Der 44-Jährige ist nicht der erste US-Staatsbürger, den sich die nordkoreanischen Behörden geschnappt haben. Allein seit dem Jahr 2009 sind sechs Amerikaner vom stalinistischen Regime verhaftet worden. Stets aber haben es hochrangige amerikanische Politiker geschafft, sie vor der Zwangsarbeit in Nordkorea zu bewahren. Dem früheren US-Präsidenten Bill Clinton etwa gelang es, im Jahr 2009 zwei Journalistinnen freizubekommen, die nordkoreanische Sicherheitskräften wegen illegalen Grenzübertritts festgenommen hatten.
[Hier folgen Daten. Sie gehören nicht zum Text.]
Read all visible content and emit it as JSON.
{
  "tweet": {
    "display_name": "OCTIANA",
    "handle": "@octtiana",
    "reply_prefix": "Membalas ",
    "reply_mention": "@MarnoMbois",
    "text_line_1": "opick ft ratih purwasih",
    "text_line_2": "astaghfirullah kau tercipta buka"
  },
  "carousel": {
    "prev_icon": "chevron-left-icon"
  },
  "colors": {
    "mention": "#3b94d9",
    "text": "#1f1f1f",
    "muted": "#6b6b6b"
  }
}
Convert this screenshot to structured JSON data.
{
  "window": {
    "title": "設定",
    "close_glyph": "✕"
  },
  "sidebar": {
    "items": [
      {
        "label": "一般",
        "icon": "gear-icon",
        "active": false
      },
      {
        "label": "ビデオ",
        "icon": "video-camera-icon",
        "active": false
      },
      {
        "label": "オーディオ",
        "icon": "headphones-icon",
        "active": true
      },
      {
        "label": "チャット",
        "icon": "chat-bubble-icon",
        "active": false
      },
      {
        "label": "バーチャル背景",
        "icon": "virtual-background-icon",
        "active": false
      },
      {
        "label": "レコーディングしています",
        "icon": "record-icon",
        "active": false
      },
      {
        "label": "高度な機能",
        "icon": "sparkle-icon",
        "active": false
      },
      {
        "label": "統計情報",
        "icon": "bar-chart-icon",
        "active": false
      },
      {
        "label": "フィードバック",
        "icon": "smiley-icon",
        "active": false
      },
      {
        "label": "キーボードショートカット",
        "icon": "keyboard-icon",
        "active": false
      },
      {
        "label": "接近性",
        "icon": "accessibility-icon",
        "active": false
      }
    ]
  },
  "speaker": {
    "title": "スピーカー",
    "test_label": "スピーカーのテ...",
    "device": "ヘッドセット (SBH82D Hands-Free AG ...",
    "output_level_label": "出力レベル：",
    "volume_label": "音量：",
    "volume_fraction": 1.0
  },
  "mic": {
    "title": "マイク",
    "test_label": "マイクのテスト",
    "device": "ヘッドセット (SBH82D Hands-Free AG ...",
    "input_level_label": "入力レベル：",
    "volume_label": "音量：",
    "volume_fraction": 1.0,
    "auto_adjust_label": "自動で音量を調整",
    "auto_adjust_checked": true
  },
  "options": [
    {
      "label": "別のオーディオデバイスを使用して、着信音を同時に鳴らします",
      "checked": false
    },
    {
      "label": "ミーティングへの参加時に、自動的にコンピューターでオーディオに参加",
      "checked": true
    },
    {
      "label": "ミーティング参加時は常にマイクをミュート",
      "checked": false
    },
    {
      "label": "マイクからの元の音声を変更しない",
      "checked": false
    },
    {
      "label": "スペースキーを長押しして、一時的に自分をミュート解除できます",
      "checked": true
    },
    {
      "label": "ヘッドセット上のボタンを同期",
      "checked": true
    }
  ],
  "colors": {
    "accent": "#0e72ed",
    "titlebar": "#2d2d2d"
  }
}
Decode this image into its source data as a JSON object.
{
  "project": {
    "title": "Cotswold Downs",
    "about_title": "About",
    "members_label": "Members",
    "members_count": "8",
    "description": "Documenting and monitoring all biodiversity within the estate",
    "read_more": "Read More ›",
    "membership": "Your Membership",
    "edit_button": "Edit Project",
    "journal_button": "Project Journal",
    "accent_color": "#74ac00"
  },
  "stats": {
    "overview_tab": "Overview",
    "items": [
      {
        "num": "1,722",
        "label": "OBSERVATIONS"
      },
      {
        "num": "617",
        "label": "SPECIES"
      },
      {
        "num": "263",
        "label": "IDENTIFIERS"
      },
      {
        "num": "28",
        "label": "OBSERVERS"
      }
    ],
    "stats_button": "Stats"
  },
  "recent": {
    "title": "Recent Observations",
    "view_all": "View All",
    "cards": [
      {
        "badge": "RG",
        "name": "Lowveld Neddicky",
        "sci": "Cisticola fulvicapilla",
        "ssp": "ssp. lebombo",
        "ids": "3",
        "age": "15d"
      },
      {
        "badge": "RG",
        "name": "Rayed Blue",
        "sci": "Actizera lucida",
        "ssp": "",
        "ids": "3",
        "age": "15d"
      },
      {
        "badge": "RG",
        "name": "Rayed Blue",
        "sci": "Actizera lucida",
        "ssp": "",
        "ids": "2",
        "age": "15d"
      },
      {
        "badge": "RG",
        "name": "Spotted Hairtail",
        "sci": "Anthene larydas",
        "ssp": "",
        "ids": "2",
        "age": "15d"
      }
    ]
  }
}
Ein Jahr darauf reiste der frühere US-Präsident und Friedensnobelpreisträger Jimmy Carter nach Pjöngjang, um sich für die Freilassung der US-Bürgerin Aijalo Gomes einzusetzen. Sie war zu acht Jahren Zwangsarbeit verurteilt worden: ebenfalls wegen angeblich illegaler Einreise. Zuletzt kam 2011 Eddie Jun Yong-su frei – ein halbes Jahr nach seiner Festnahme. Er wurde verhaftet, weil er angeblich in christlicher Mission unterwegs war. Christen werden in Nordkorea verfolgt.

Jimmy Carter soll vermitteln

Im Fall von Bae ist im Jänner der ehemalige Gouverneur des US-Bundesstaates New Mexico und frühere US-Botschafter bei den Vereinten Nationen, Bill Richardson, nach Nordkorea gereist und hat versucht, mit dem Regime in Pjöngjang zu verhandeln. Ohne Erfolg. Nun ist wieder Jimmy Carter als Vermittler im Gespräch.

Doch seit Jahresbeginn hat sich das Verhandlungsumfeld drastisch verändert – zuungunsten des verhafteten US-Staatsbürgers. Mitte Februar hat das Regime in Pjöngjang einen Atomtest unternommen. Als Reaktion darauf verschärfte der UNO-Sicherheitsrat im März die Sanktionen gegen das Regime. Sogar Pjöngjangs Alliierter China stimmte den Strafmaßnahmen zu.

„Trumpfkarte im Umgang mit den USA“

Daraufhin hat Nordkorea alle Verbindungen zu Südkorea gekappt, den Kriegszustand erklärt und auch die mit Südkorea gemeinsam betriebene Sonderwirtschaftszone Kaesong auf nordkoreanischem Gebiet schließen lassen. Zudem droht das kommunistische Regime von Diktator Kim Jong-un seit Monaten fast täglich, Südkorea, Japan und die USA anzugreifen.

Den verhafteten US-Bürger könnten die Nordkoreaner nun nach Ansicht von Experten einsetzen, um politischen Druck auf den Erzfeind USA auszuüben. „Bae ist eine Trumpfkarte im Umgang mit den USA“, sagt Koh Yu-hwan, Professor für nordkoreanische Studien an der Dongguk University in Seoul.

Ob Bae von der Zwangsarbeit im nordkoreanischen Gulag doch noch verschont wird, hängt nach Angaben Kohs nicht zuletzt davon ab, ob sich der Konflikt auf der koreanischen Halbinsel in den kommenden Wochen entschärfen wird. Derzeit jedoch stehen die Chancen für ihn schlecht.